Is it true that when compiling for non-FastCGI (i.e., wthttp) a definition for main() and a call to Wt::WRun()
are required, but when compiling for FastCGI no main() is define and compilation produces a non-executable
(perhaps a shared object)?
Thanks.
Replies
RE: Building "Hello World" as found in "A gentle intro. to Wt ..." - Added by Wim Dumon about 2 years ago
Hello,
The article also mentions 'Originally published in Software Developers Journal April 2006 issue, and brought
up-to-date for Wt version 1.1.0.'. Back then, we did some things a bit different. Most of the content of the article is still valid, though.
But that does not make your point less valid: we will update this article to the current version.

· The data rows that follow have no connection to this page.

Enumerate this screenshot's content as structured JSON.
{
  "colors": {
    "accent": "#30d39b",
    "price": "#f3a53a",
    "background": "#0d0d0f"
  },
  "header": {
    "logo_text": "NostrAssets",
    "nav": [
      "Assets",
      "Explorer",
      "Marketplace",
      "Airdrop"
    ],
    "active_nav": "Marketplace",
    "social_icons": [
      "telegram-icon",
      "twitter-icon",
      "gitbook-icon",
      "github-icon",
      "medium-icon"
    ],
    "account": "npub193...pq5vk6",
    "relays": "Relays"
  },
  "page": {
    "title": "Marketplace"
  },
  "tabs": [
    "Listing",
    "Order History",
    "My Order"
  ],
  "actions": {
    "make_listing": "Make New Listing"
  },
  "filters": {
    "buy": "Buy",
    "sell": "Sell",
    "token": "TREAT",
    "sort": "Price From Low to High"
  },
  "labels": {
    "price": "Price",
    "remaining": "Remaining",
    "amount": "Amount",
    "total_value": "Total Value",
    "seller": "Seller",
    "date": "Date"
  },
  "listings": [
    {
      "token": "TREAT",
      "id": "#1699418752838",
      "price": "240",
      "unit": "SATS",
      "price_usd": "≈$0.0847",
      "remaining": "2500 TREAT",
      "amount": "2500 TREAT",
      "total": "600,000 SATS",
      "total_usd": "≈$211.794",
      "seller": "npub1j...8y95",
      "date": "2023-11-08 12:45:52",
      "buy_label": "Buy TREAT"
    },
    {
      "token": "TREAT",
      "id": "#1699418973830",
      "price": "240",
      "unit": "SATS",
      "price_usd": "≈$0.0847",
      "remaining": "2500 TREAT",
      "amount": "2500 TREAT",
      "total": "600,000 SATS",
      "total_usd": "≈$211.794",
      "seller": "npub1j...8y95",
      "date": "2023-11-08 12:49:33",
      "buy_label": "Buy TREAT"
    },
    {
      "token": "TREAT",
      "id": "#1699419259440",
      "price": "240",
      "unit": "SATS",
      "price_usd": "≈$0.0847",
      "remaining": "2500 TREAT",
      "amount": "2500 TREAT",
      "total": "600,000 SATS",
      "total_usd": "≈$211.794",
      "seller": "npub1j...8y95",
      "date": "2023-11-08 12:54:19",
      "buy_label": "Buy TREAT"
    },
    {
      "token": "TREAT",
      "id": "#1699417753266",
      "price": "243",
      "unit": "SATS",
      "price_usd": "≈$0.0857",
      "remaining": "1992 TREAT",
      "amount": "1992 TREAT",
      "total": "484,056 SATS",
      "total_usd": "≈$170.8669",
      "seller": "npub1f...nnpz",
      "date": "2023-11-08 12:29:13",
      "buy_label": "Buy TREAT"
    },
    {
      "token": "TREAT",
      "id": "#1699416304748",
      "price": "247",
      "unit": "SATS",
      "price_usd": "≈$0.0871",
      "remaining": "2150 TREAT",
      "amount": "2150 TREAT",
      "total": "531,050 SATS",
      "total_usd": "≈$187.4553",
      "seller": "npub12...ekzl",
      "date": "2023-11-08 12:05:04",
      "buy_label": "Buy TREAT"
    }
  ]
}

To answer your questions:- wmain does no longer exist (the library used to contain the main symbol but that was not our best idea). Now, you have to call WRun from your main(), or instantiate a WServer. See our hello world example.
- Wt's fcgi connector is not -lfcgi, but -lwtfcgi. wtfcgi should contain Wt::WRun
- Both built-in webserver and fcgi connector produce an executable
Best regards,
Wim.
RE: Building "Hello World" as found in "A gentle intro. to Wt ..." - Added by Ted Smith about 2 years ago
Wim,
Thanks for your helpful response.
I agree that it is important to update "A gentle intro. ...", especially since it is include as a tutorial with Wt 3.1.1. Even with the cautionary first line about the date and older version, it is confusing to new users since the changes are somewhat fundamental.